研究課題
特別研究員奨励費
抗てんかん薬であるバルプロ酸(VPA)の妊娠期の服用が、出生児の自閉症発症リスクを増大させることから、胎生期にVPAを曝露した動物が自閉症のモデル動物として汎用されている。当研究室において、胎生12.5日目にVPAを投与したマウスが自閉症様行動異常を示すことを見出している。昨年度までに、VPA曝露マウスの前頭前皮質においてドパミン(DA)神経系機能が低下していること、ならびに前頭前皮質のDA神経系を活性化する注意欠陥多動性障害(ADHD)治療薬の慢性投与により、VPA曝露マウスの行動異常および前頭前皮質における樹状突起スパイン密度の低下が改善することを見出している。

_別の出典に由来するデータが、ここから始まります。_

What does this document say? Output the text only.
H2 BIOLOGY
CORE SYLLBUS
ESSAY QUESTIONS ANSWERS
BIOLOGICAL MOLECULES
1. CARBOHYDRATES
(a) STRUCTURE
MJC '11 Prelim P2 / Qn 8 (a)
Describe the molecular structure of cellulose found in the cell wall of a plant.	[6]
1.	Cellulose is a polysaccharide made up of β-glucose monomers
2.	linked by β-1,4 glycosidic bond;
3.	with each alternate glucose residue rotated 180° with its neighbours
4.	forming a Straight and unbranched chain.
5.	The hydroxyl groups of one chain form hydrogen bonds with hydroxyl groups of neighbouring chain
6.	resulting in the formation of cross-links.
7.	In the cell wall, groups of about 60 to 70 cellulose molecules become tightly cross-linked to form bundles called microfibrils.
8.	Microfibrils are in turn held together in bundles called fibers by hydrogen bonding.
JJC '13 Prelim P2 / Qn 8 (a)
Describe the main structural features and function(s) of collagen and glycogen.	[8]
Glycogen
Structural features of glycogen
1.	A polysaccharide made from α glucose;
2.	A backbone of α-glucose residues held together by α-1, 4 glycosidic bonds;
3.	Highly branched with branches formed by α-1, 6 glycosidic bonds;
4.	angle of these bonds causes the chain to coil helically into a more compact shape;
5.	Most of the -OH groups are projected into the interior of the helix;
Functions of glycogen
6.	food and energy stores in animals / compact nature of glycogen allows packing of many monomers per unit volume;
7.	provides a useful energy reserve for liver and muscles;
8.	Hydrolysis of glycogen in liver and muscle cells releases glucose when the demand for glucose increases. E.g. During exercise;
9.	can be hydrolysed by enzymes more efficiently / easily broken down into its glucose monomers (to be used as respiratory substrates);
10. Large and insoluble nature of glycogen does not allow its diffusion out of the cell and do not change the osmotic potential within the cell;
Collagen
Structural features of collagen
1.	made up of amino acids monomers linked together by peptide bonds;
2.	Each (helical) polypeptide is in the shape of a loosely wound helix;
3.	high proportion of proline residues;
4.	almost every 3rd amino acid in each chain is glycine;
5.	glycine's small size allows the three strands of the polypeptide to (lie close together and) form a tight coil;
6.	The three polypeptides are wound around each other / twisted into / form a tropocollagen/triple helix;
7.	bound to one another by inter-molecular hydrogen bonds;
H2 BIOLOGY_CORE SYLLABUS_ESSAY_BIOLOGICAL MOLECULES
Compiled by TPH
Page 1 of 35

ADHD治療薬による改善効果におけるDA神経系の役割を調べるために、DA-D1、D2、アドレナリンα2受容体拮抗薬がADHD治療薬による改善効果に及ぼす影響を検討した。D1受容体拮抗薬もしくはD2受容体拮抗薬をそれぞれADHD治療薬と併用投与した際、社会性行動障害、認知記憶障害、前頭前皮質のスパイン密度低下に対する改善効果は消失した。一方、α2受容体拮抗薬の併用投与では、ADHD治療薬の改善効果に影響を与えなかった。さらに、抗精神病薬による改善効果についても検討した。非定型抗精神病薬であるリスペリドン、アリピプラゾールは前頭前皮質のDA神経系を活性化することが報告されている。これら2剤をそれぞれVPA曝露マウスに慢性投与したところ、ADHD治療薬と同様に、行動異常ならびにスパイン密度の低下が改善した。また、前頭前皮質のDA神経系に対する活性化作用を有しない抗精神病薬であるハロペリドールでは改善効果は認められなかった。以上の成績は、前頭前皮質のドパミン神経系の慢性的な活性化が自閉症の新しい治療機序となる可能性を示している。
27年度が最終年度であるため、記入しない。